Nouveau record historique - La «prime de risque» gonfle le prix du brut

New York — Le prix du baril de pétrole de brut a terminé la séance d'hier en hausse de 30 ¢US, à 41,38 $US, à New York, nouveau record historique, en raison des craintes d'attentats contre des installations pétrolières au Moyen-Orient et d'un marché de l'essence très tendu.

Au cours de sa cinquième séance de hausse consécutive, le brut est monté jusqu'à 41,56 $US, son record absolu. Le dernier record en date en cours de séance avait été atteint le 10 octobre 1990, à 41,15 $US, peu avant le déclenchement de la guerre du Golfe.

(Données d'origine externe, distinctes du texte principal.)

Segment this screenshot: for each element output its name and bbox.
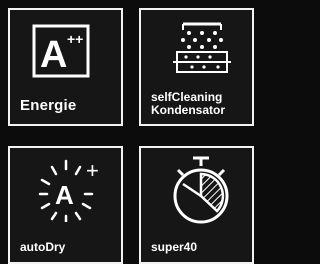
energy-label: Energie bbox=[20, 97, 77, 114]
auto-dry-letter: A bbox=[55, 180, 74, 210]
energy-feature-tile[interactable]: A ++ Energie bbox=[8, 8, 123, 126]
super40-label: super40 bbox=[151, 240, 198, 254]
auto-dry-icon: A + bbox=[38, 158, 99, 222]
auto-dry-plus: + bbox=[86, 158, 99, 183]
self-cleaning-condenser-tile[interactable]: selfCleaning Kondensator bbox=[139, 8, 254, 126]
energy-rating-plus: ++ bbox=[67, 31, 83, 47]
self-cleaning-label: selfCleaning Kondensator bbox=[151, 91, 225, 117]
energy-rating-icon: A ++ bbox=[32, 24, 90, 78]
self-cleaning-condenser-icon bbox=[173, 22, 231, 73]
self-cleaning-label-line2: Kondensator bbox=[151, 103, 226, 117]
stopwatch-icon bbox=[173, 156, 229, 224]
auto-dry-label: autoDry bbox=[20, 240, 66, 254]
energy-rating-letter: A bbox=[40, 34, 67, 76]
super40-tile[interactable]: super40 bbox=[139, 146, 254, 264]
auto-dry-tile[interactable]: A + autoDry bbox=[8, 146, 123, 264]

En clôture, le brut a pulvérisé hier les deux précédents records de jeudi (41,08 $US) et mercredi (40,77 $US).

«Une combinaison de facteurs a mené à cette flambée sans précédent: nous avons une forte demande soutenue par une forte croissance économique en Chine et aux États-Unis ainsi qu'un fort risque géopolitique au Nigeria et au Venezuela, où nous pourrions voir des perturbations de la production cet été», explique Jim Burkhard, analyste du Cambridge Energy Institute.

Mais «le principal changement depuis quelques semaines», explique-t-il, «c'est l'instabilité en Irak et en Arabie Saoudite» à la suite de deux attentats contre des installations pétrolières ces trois dernières semaines dans ces pays.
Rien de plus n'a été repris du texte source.